We can therefore say that income funds are funds whereby the fund manager invests the money collected from the different investors in instruments which produce income, namely bonds and other fixed interest instruments.
Income funds can also be further split into "distributing" and "accumulating" funds.
Distributing income funds are those where the income generated from the bond investments gets paid out to the investor. The frequency of the payments depends on the fund chosen but can range from monthly to yearly payments. Funds offering monthly payments are very popular in the local market.
Accumulating income funds are those funds in which the income generated gets accumulated to the capital, either via the purchase of additional units or through an increase in the price of the fund.

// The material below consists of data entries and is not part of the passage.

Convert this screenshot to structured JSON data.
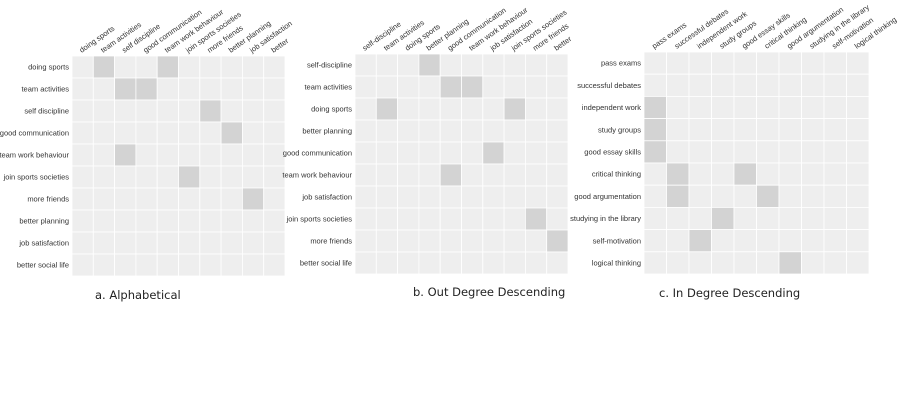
{
  "colors": {
    "cell_bg": "#eeeeee",
    "cell_on": "#d3d3d3",
    "grid_line": "#ffffff",
    "label": "#333333"
  },
  "panels": [
    {
      "caption": "a. Alphabetical",
      "rows": [
        "doing sports",
        "team activities",
        "self discipline",
        "good communication",
        "team work behaviour",
        "join sports societies",
        "more friends",
        "better planning",
        "job satisfaction",
        "better social life"
      ],
      "cols": [
        "doing sports",
        "team activities",
        "self discipline",
        "good communication",
        "team work behaviour",
        "join sports societies",
        "more friends",
        "better planning",
        "job satisfaction",
        "better"
      ],
      "filled": [
        [
          0,
          1
        ],
        [
          0,
          4
        ],
        [
          1,
          2
        ],
        [
          1,
          3
        ],
        [
          2,
          6
        ],
        [
          3,
          7
        ],
        [
          4,
          2
        ],
        [
          5,
          5
        ],
        [
          6,
          8
        ]
      ]
    },
    {
      "caption": "b. Out Degree Descending",
      "rows": [
        "self-discipline",
        "team activities",
        "doing sports",
        "better planning",
        "good communication",
        "team work behaviour",
        "job satisfaction",
        "join sports societies",
        "more friends",
        "better social life"
      ],
      "cols": [
        "self-discipline",
        "team activities",
        "doing sports",
        "better planning",
        "good communication",
        "team work behaviour",
        "job satisfaction",
        "join sports societies",
        "more friends",
        "better"
      ],
      "filled": [
        [
          0,
          3
        ],
        [
          1,
          4
        ],
        [
          1,
          5
        ],
        [
          2,
          1
        ],
        [
          2,
          7
        ],
        [
          4,
          6
        ],
        [
          5,
          4
        ],
        [
          7,
          8
        ],
        [
          8,
          9
        ]
      ]
    },
    {
      "caption": "c. In Degree Descending",
      "rows": [
        "pass exams",
        "successful debates",
        "independent work",
        "study groups",
        "good essay skills",
        "critical thinking",
        "good argumentation",
        "studying in the library",
        "self-motivation",
        "logical thinking"
      ],
      "cols": [
        "pass exams",
        "successful debates",
        "independent work",
        "study groups",
        "good essay skills",
        "critical thinking",
        "good argumentation",
        "studying in the library",
        "self-motivation",
        "logical thinking"
      ],
      "filled": [
        [
          2,
          0
        ],
        [
          3,
          0
        ],
        [
          4,
          0
        ],
        [
          5,
          1
        ],
        [
          5,
          4
        ],
        [
          6,
          1
        ],
        [
          6,
          5
        ],
        [
          7,
          3
        ],
        [
          8,
          2
        ],
        [
          9,
          6
        ]
      ]
    }
  ]
}
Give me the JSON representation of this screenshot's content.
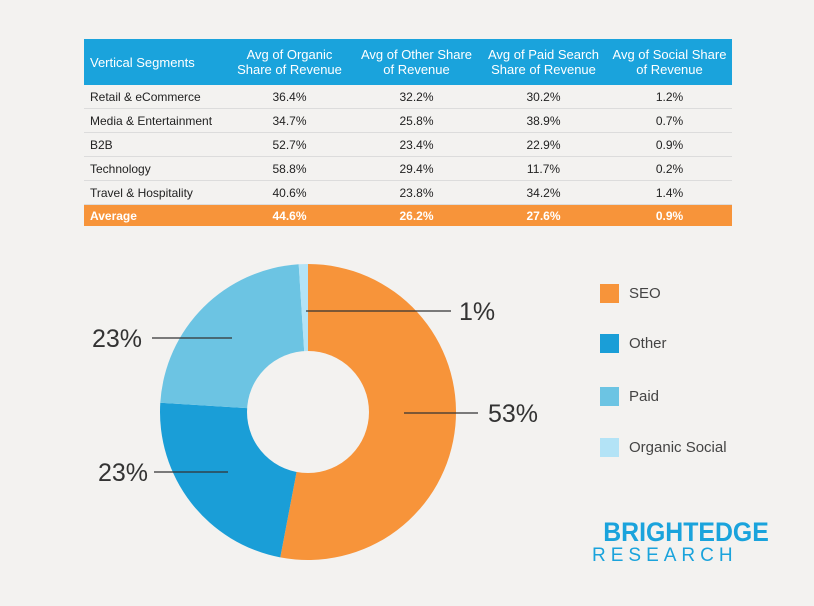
{
  "table": {
    "headers": [
      "Vertical Segments",
      "Avg of Organic Share of Revenue",
      "Avg of Other Share of Revenue",
      "Avg of Paid Search Share of Revenue",
      "Avg of Social Share of Revenue"
    ],
    "rows": [
      [
        "Retail & eCommerce",
        "36.4%",
        "32.2%",
        "30.2%",
        "1.2%"
      ],
      [
        "Media & Entertainment",
        "34.7%",
        "25.8%",
        "38.9%",
        "0.7%"
      ],
      [
        "B2B",
        "52.7%",
        "23.4%",
        "22.9%",
        "0.9%"
      ],
      [
        "Technology",
        "58.8%",
        "29.4%",
        "11.7%",
        "0.2%"
      ],
      [
        "Travel & Hospitality",
        "40.6%",
        "23.8%",
        "34.2%",
        "1.4%"
      ]
    ],
    "average": [
      "Average",
      "44.6%",
      "26.2%",
      "27.6%",
      "0.9%"
    ]
  },
  "chart_data": {
    "type": "pie",
    "variant": "donut",
    "categories": [
      "SEO",
      "Other",
      "Paid",
      "Organic Social"
    ],
    "values": [
      53,
      23,
      23,
      1
    ],
    "data_labels": [
      "53%",
      "23%",
      "23%",
      "1%"
    ],
    "colors": [
      "#f7943a",
      "#1a9ed7",
      "#6cc4e3",
      "#b3e3f6"
    ],
    "legend": [
      "SEO",
      "Other",
      "Paid",
      "Organic Social"
    ],
    "legend_position": "right"
  },
  "brand": {
    "line1": "BRIGHTEDGE",
    "line2": "RESEARCH"
  }
}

Income funds can also be found in different currencies, for example sterling, US dollar and euro income funds.
How does the fund manager decide where to invest the monies he receives?
The fund manager will have a set objective for each fund. For example, an income fund might invest in government issued paper only, or it might invest in corporate bonds or a mixture of both.
The investor thus has the option to choose the fund best suited to his needs and his risk profile.
The fund manager also has to decide what degree of risk he will take when investing the money available. Obviously, the higher the return (yield) being given, the higher the risk being taken.
Investors should be aware that the market is a mechanism which does not allow anomalies. This means that there is no "super" bond or fund which gives you a high rate of return without taking an equivalent risk.
Therefore, before investing in a particular fund, the investor must assess the credit rating of the underlying investments which indicates the degree of risk being taken. The table on page 31 is a guide of the credit ratings normally quoted.
A fund can be fully invested in, for example, one credit class or it can have a mixture of different risk ratings. Details should be found in the fund`s prospectus which should be perused before investing.
As can be seen, income funds, or indeed collective investment schemes in general, offer the investor the opportunity to diversify his holdings while still investing small sums of money.
Furthermore, the fact that the fund manager is not investing all the money in one bond, further reduces the risk of the investment. Therefore, the saying "don`t put all your eggs in one basket" is given great credence when investing through collective investment schemes.
Investors should also take note of the standing and reputation of the fund manager and should also consider the size of the fund in question. The larger the fund the better, since running costs, such as advertising and printing costs, would be split among more investors, keeping the cost base low.
Finally, investors should take note of the tax treatment of the income fund in which they wish to invest.
Recently, the government introduced special tax incentives for locally listed collective investment schemes which now fall under the 15 per cent final withholding tax regime. Investors are therefore urged to seek appropriate advice before investing.